Can one recover a metric from geodesics?
The short answer is no, the geodesics do not determine the metric. For example, in the Cayley-Klein model of hyperbolic geometry the geodesics are straight lines. It is however rather rare for two Riemannian metrics to have the same geodesics. In two dimensions these metrics were studied by Liouville (see Livre VI of Darboux's Théorie générale des surfaces). Their geodesic flow is completely integrable and, in fact, admits an additional integral of motion quadratic in the momenta.
A basic results is that if locally the geodesics are straight lines (or can be mapped to straight lines), the metric has constant curvature (Beltrami's theorem). Other rigidity results of this kind exist.
For more on this topic you can consult the works of Topalov and Matveev.

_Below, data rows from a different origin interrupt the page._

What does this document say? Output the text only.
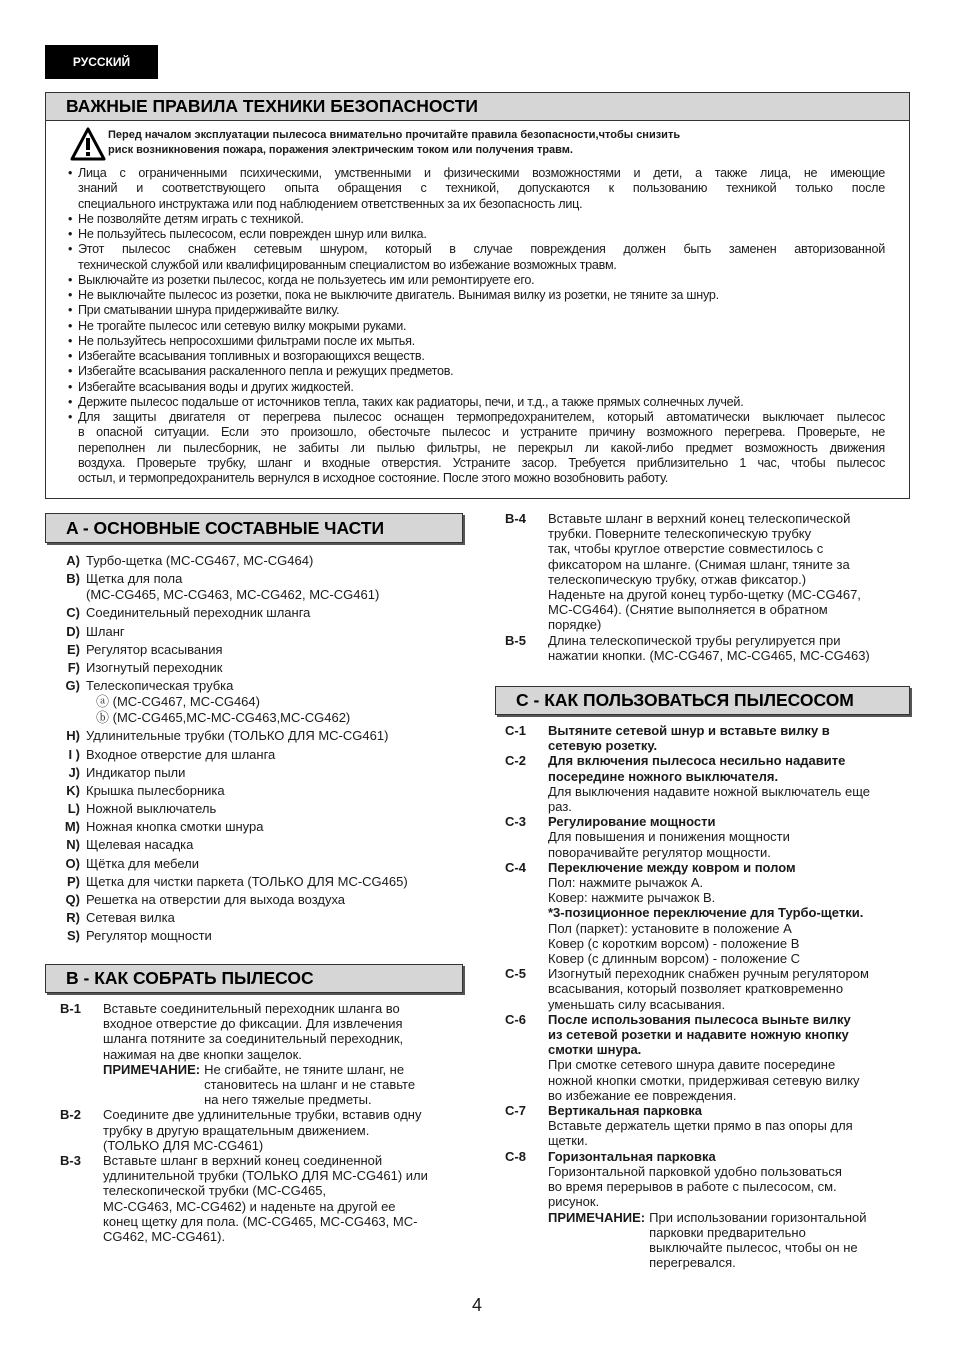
РУССКИЙ
ВАЖНЫЕ ПРАВИЛА ТЕХНИКИ БЕЗОПАСНОСТИ
Перед началом эксплуатации пылесоса внимательно прочитайте правила безопасности,чтобы снизить
риск возникновения пожара, поражения электрическим током или получения травм.
Лица с ограниченными психическими, умственными и физическими возможностями и дети, а также лица, не имеющие
•
знаний и соответствующего опыта обращения с техникой, допускаются к пользованию техникой только после
специального инструктажа или под наблюдением ответственных за их безопасность лиц.
Не позволяйте детям играть с техникой.
•
Не пользуйтесь пылесосом, если поврежден шнур или вилка.
•
Этот пылесос снабжен сетевым шнуром, который в случае повреждения должен быть заменен авторизованной
•
технической службой или квалифицированным специалистом во избежание возможных травм.
Выключайте из розетки пылесос, когда не пользуетесь им или ремонтируете его.
•
Не выключайте пылесос из розетки, пока не выключите двигатель. Вынимая вилку из розетки, не тяните за шнур.
•
При сматывании шнура придерживайте вилку.
•
Не трогайте пылесос или сетевую вилку мокрыми руками.
•
Не пользуйтесь непросохшими фильтрами после их мытья.
•
Избегайте всасывания топливных и возгорающихся веществ.
•
Избегайте всасывания раскаленного пепла и режущих предметов.
•
Избегайте всасывания воды и других жидкостей.
•
Держите пылесос подальше от источников тепла, таких как радиаторы, печи, и т.д., а также прямых солнечных лучей.
•
Для защиты двигателя от перегрева пылесос оснащен термопредохранителем, который автоматически выключает пылесос
•
в опасной ситуации. Если это произошло, обесточьте пылесос и устраните причину возможного перегрева. Проверьте, не
переполнен ли пылесборник, не забиты ли пылью фильтры, не перекрыл ли какой-либо предмет возможность движения
воздуха. Проверьте трубку, шланг и входные отверстия. Устраните засор. Требуется приблизительно 1 час, чтобы пылесос
остыл, и термопредохранитель вернулся в исходное состояние. После этого можно возобновить работу.
A - ОСНОВНЫЕ СОСТАВНЫЕ ЧАСТИ
A) Турбо-щетка (MC-CG467, MC-CG464)
B) Щетка для пола
(MC-CG465, MC-CG463, MC-CG462, MC-CG461)
C) Соединительный переходник шланга
D) Шланг
E) Регулятор всасывания
F) Изогнутый переходник
G) Телескопическая трубка
ⓐ (MC-CG467, MC-CG464)
ⓑ (MC-CG465,MC-MC-CG463,MC-CG462)
H) Удлинительные трубки (ТОЛЬКО ДЛЯ MC-CG461)
I ) Входное отверстие для шланга
J) Индикатор пыли
K) Крышка пылесборника
L) Ножной выключатель
M) Ножная кнопка смотки шнура
N) Щелевая насадка
O) Щётка для мебели
P) Щетка для чистки паркета (ТОЛЬКО ДЛЯ MC-CG465)
Q) Решетка на отверстии для выхода воздуха
R) Сетевая вилка
S) Регулятор мощности
B - КАК СОБРАТЬ ПЫЛЕСОС
B-1	Вставьте соединительный переходник шланга во
входное отверстие до фиксации. Для извлечения
шланга потяните за соединительный переходник,
нажимая на две кнопки защелок.
ПРИМЕЧАНИЕ: Не сгибайте, не тяните шланг, не
становитесь на шланг и не ставьте
на него тяжелые предметы.
B-2	Соедините две удлинительные трубки, вставив одну
трубку в другую вращательным движением.
(ТОЛЬКО ДЛЯ MC-CG461)
B-3	Вставьте шланг в верхний конец соединенной
удлинительной трубки (ТОЛЬКО ДЛЯ MC-CG461) или
телескопической трубки (MC-CG465,
MC-CG463, MC-CG462) и наденьте на другой ее
конец щетку для пола. (MC-CG465, MC-CG463, MC-
CG462, MC-CG461).
B-4	Вставьте шланг в верхний конец телескопической
трубки. Поверните телескопическую трубку
так, чтобы круглое отверстие совместилось с
фиксатором на шланге. (Снимая шланг, тяните за
телескопическую трубку, отжав фиксатор.)
Наденьте на другой конец турбо-щетку (MC-CG467,
MC-CG464). (Снятие выполняется в обратном
порядке)
B-5	Длина телескопической трубы регулируется при
нажатии кнопки. (MC-CG467, MC-CG465, MC-CG463)
C - КАК ПОЛЬЗОВАТЬСЯ ПЫЛЕСОСОМ
C-1	Вытяните сетевой шнур и вставьте вилку в
сетевую розетку.
C-2	Для включения пылесоса несильно надавите
посередине ножного выключателя.
Для выключения надавите ножной выключатель еще
раз.
C-3	Регулирование мощности
Для повышения и понижения мощности
поворачивайте регулятор мощности.
C-4	Переключение между ковром и полом
Пол: нажмите рычажок A.
Ковер: нажмите рычажок B.
*3-позиционное переключение для Турбо-щетки.
Пол (паркет): установите в положение A
Ковер (с коротким ворсом) - положение B
Ковер (с длинным ворсом) - положение C
C-5	Изогнутый переходник снабжен ручным регулятором
всасывания, который позволяет кратковременно
уменьшать силу всасывания.
C-6	После использования пылесоса выньте вилку
из сетевой розетки и надавите ножную кнопку
смотки шнура.
При смотке сетевого шнура давите посередине
ножной кнопки смотки, придерживая сетевую вилку
во избежание ее повреждения.
C-7	Вертикальная парковка
Вставьте держатель щетки прямо в паз опоры для
щетки.
C-8	Горизонтальная парковка
Горизонтальной парковкой удобно пользоваться
во время перерывов в работе с пылесосом, см.
рисунок.
ПРИМЕЧАНИЕ: При использовании горизонтальной
парковки предварительно
выключайте пылесос, чтобы он не
перегревался.
4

A simple counterexample is the space $\mathbb R^n$, with a metric $g_{ab}$ independent on the point. As examples, the Euclidean space $\mathbb R^n$, but also the Minkowski spacetime (which is semi-Riemannian, but has the same geodesics as $\mathbb R^4$). The geodesics are the lines in $\mathbb R^n$, no matter how we choose the constant metric $g_{ab}$. Hence, different metrics can give the same set of geodesics.
I hope that my ``answer'' will not be understood solely as a propaganda of my survey http://arxiv.org/abs/1101.2069 where I discussed
(1) how, given geodesics, to reconstruct a connection (in both cases: when geodesics are parameterised and not parameterised)
(2) how, given a class od projectively related connections, to reconstruct a metric, and what are advantages of additional curvature assumptions on the metric
(3) what is the freedom in reconstructing the metric by geodesics -- in particular I proved the statement wellknown to experts and mentionen by Robert Bryant in his comment that for generic metric the geodesics, even unparameterized, determine the metric.